# Thread: Motion of Charged Particle Question

1. ## Motion of Charged Particle Question

"Two electrons are held, at rest, 1.0x10^-12m apart, then released. With what kinetic energy and speed is each moving when they are a "large" distance apart."

I need help solving for the speed.

I solved for the kinetic energy doing:

/\V = kq/r
/\V = (9.0x10^9 Nm^2/C^2)(1.602x10^-19C)/(1.0x10^-12m)
/\V = 1441.8V

W = /\Ek
/\Ek = q/\V
/\Ek = (1.602X10^-19C)(1441.8V)
/\Ek = 2.3 x 10^16 J

How do I solve for the speed from this point? (answer in the book gives 1.6x10^7m/s)

2. Originally Posted by Jeavus
"Two electrons are held, at rest, 1.0x10^-12m apart, then released.
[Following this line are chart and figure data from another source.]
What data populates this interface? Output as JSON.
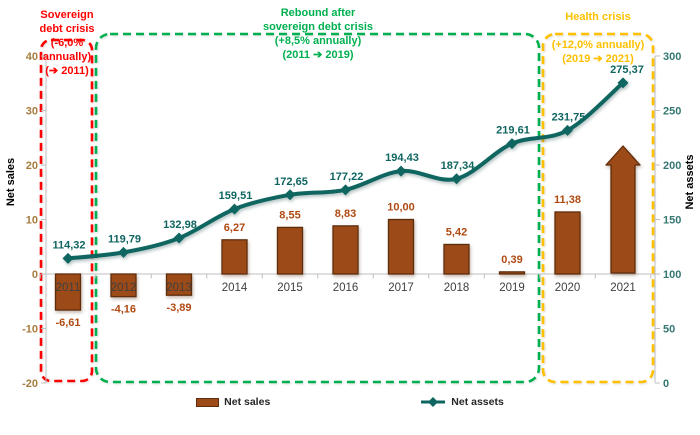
{
  "figure": {
    "background": "#FFFFFF"
  },
  "left_axis": {
    "label": "Net sales",
    "ticks": [
      "40",
      "30",
      "20",
      "10",
      "0",
      "-10",
      "-20"
    ],
    "tick_values": [
      40,
      30,
      20,
      10,
      0,
      -10,
      -20
    ],
    "tick_color": "#A57C3E",
    "label_color": "#9C6428"
  },
  "right_axis": {
    "label": "Net assets",
    "ticks": [
      "300",
      "250",
      "200",
      "150",
      "100",
      "50",
      "0"
    ],
    "tick_values": [
      300,
      250,
      200,
      150,
      100,
      50,
      0
    ],
    "tick_color": "#357872",
    "label_color": "#2F7A72"
  },
  "chart_data": {
    "type": "bar+line combo",
    "categories": [
      "2011",
      "2012",
      "2013",
      "2014",
      "2015",
      "2016",
      "2017",
      "2018",
      "2019",
      "2020",
      "2021"
    ],
    "category_label_color": "#3F3F3F",
    "series": [
      {
        "name": "Net sales",
        "type": "bar",
        "axis": "left",
        "color": "#9C4A18",
        "border_color": "#5E2D0C",
        "label_color": "#B04A12",
        "values": [
          -6.61,
          -4.16,
          -3.89,
          6.27,
          8.55,
          8.83,
          10.0,
          5.42,
          0.39,
          11.38,
          null
        ],
        "labels": [
          "-6,61",
          "-4,16",
          "-3,89",
          "6,27",
          "8,55",
          "8,83",
          "10,00",
          "5,42",
          "0,39",
          "11,38",
          ""
        ],
        "note": "2021 value shown as upward growth arrow instead of bar"
      },
      {
        "name": "Net assets",
        "type": "line",
        "axis": "right",
        "color": "#0F6560",
        "label_color": "#0F6560",
        "values": [
          114.32,
          119.79,
          132.98,
          159.51,
          172.65,
          177.22,
          194.43,
          187.34,
          219.61,
          231.75,
          275.37
        ],
        "labels": [
          "114,32",
          "119,79",
          "132,98",
          "159,51",
          "172,65",
          "177,22",
          "194,43",
          "187,34",
          "219,61",
          "231,75",
          "275,37"
        ]
      }
    ],
    "left_axis_range": [
      -20,
      40
    ],
    "right_axis_range": [
      0,
      300
    ],
    "grid": false,
    "legend_position": "bottom"
  },
  "annotations": [
    {
      "id": "sovereign-debt-crisis",
      "color": "#FF0000",
      "lines": [
        "Sovereign",
        "debt crisis",
        "(-6,0%",
        "annually)",
        "(➔ 2011)"
      ]
    },
    {
      "id": "rebound-after-crisis",
      "color": "#00B050",
      "lines": [
        "Rebound after",
        "sovereign debt crisis",
        "(+8,5% annually)",
        "(2011 ➔ 2019)"
      ]
    },
    {
      "id": "health-crisis",
      "color": "#FFC000",
      "lines": [
        "Health crisis",
        "",
        "(+12,0% annually)",
        "(2019 ➔ 2021)"
      ]
    }
  ],
  "legend": {
    "items": [
      {
        "label": "Net sales",
        "type": "bar-swatch"
      },
      {
        "label": "Net assets",
        "type": "line-swatch"
      }
    ]
  }
}
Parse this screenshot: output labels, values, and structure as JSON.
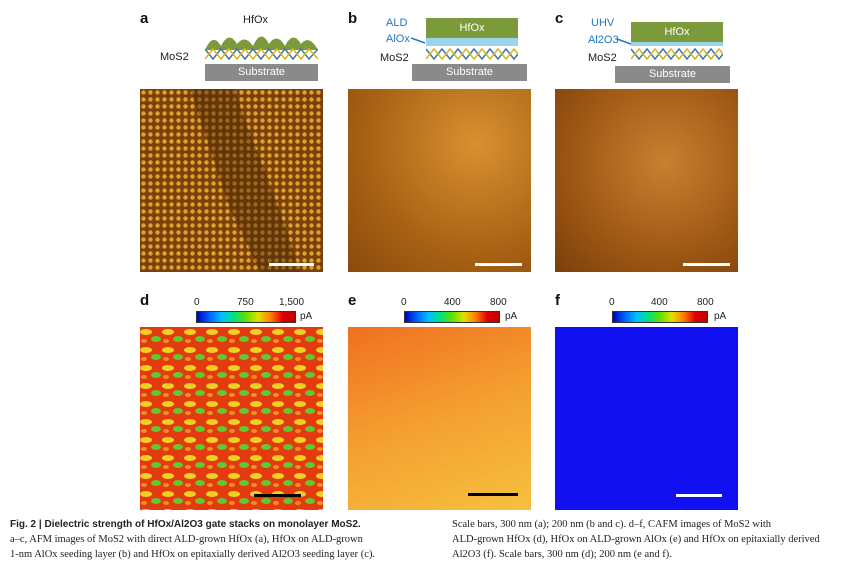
{
  "panels": {
    "a": {
      "label": "a",
      "layer": "HfOx",
      "mos2": "MoS2",
      "substrate": "Substrate"
    },
    "b": {
      "label": "b",
      "method": "ALD",
      "seed": "AlOx",
      "layer": "HfOx",
      "mos2": "MoS2",
      "substrate": "Substrate"
    },
    "c": {
      "label": "c",
      "method": "UHV",
      "seed": "Al2O3",
      "layer": "HfOx",
      "mos2": "MoS2",
      "substrate": "Substrate"
    },
    "d": {
      "label": "d",
      "ticks": [
        "0",
        "750",
        "1,500"
      ],
      "unit": "pA"
    },
    "e": {
      "label": "e",
      "ticks": [
        "0",
        "400",
        "800"
      ],
      "unit": "pA"
    },
    "f": {
      "label": "f",
      "ticks": [
        "0",
        "400",
        "800"
      ],
      "unit": "pA"
    }
  },
  "colors": {
    "afm_a": "#b06a10",
    "afm_bc": "#b8741c",
    "cafm_d": "#e83a10",
    "cafm_e": "#f5a020",
    "cafm_f": "#1010f0",
    "hfox": "#7b9a3a",
    "alox": "#9ad6e8",
    "substrate": "#8a8a8a"
  },
  "caption": {
    "title": "Fig. 2 | Dielectric strength of HfOx/Al2O3 gate stacks on monolayer MoS2.",
    "col1_line1": "a–c, AFM images of MoS2 with direct ALD-grown HfOx (a), HfOx on ALD-grown",
    "col1_line2": "1-nm AlOx seeding layer (b) and HfOx on epitaxially derived Al2O3 seeding layer (c).",
    "col2_line0": "Scale bars, 300 nm (a); 200 nm (b and c). d–f, CAFM images of MoS2 with",
    "col2_line1": "ALD-grown HfOx (d), HfOx on ALD-grown AlOx (e) and HfOx on epitaxially derived",
    "col2_line2": "Al2O3 (f). Scale bars, 300 nm (d); 200 nm (e and f)."
  }
}
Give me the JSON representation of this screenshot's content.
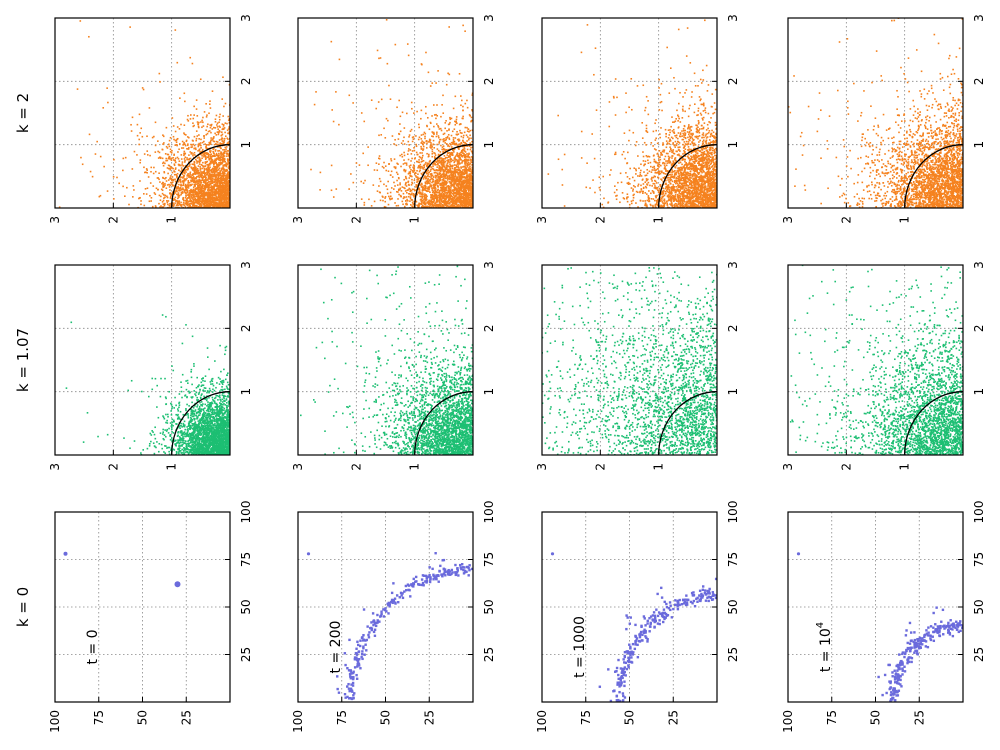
{
  "chart_data": {
    "type": "scatter",
    "rows": [
      {
        "label": "k = 2",
        "color": "#f5821f",
        "axis_range": [
          0,
          3
        ],
        "ticks": [
          "1",
          "2",
          "3"
        ],
        "unit_arc": true,
        "panels": [
          {
            "spread": 0.55,
            "tail": 0.05
          },
          {
            "spread": 0.58,
            "tail": 0.05
          },
          {
            "spread": 0.62,
            "tail": 0.06
          },
          {
            "spread": 0.68,
            "tail": 0.07
          }
        ]
      },
      {
        "label": "k = 1.07",
        "color": "#1dbf73",
        "axis_range": [
          0,
          3
        ],
        "ticks": [
          "1",
          "2",
          "3"
        ],
        "unit_arc": true,
        "panels": [
          {
            "spread": 0.45,
            "tail": 0.03
          },
          {
            "spread": 0.65,
            "tail": 0.12
          },
          {
            "spread": 1.1,
            "tail": 0.3
          },
          {
            "spread": 0.8,
            "tail": 0.15
          }
        ]
      },
      {
        "label": "k = 0",
        "color": "#6b6bdc",
        "axis_range": [
          0,
          100
        ],
        "ticks": [
          "25",
          "50",
          "75",
          "100"
        ],
        "unit_arc": false,
        "panels": [
          {
            "t_label": "t = 0",
            "t_base": "t = ",
            "t_value": "0",
            "t_exp": "",
            "radius": 0
          },
          {
            "t_label": "t = 200",
            "t_base": "t = ",
            "t_value": "200",
            "t_exp": "",
            "radius": 70
          },
          {
            "t_label": "t = 1000",
            "t_base": "t = ",
            "t_value": "1000",
            "t_exp": "",
            "radius": 56
          },
          {
            "t_label": "t = 10^4",
            "t_base": "t = ",
            "t_value": "10",
            "t_exp": "4",
            "radius": 40
          }
        ]
      }
    ]
  }
}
With what kinetic energy and speed is each moving when they are a "large" distance apart."

I need help solving for the speed.

I solved for the kinetic energy doing:

/\V = kq/r
/\V = (9.0x10^9 Nm^2/C^2)(1.602x10^-19C)/(1.0x10^-12m)
/\V = 1441.8V

W = /\Ek
/\Ek = q/\V
/\Ek = (1.602X10^-19C)(1441.8V)
/\Ek = 2.3 x 10^16 J

How do I solve for the speed from this point? (answer in the book gives 1.6x10^7m/s)
Note that the electric force is conservative, so there are no losses to the total mechanical energy: energy is conserved.

So the initial electrical potential energy (not to be confused with the electric potential) will be equal to the final kinetic energy.
$\displaystyle \frac{ke^2}{1.0 \times 10^{-12}~m} = \frac{1}{2}mv^2$

I get $\displaystyle v = 2.249 \times 10^7~m/s$.

Note: This speed is right on the edge of what I would consider using Special Relativity for. (About a tenth of the speed of light.) Please make sure that your instructor does not want you to use this. (If (s)he does, let me know and I'll show you how to alter the calculation.)

-Dan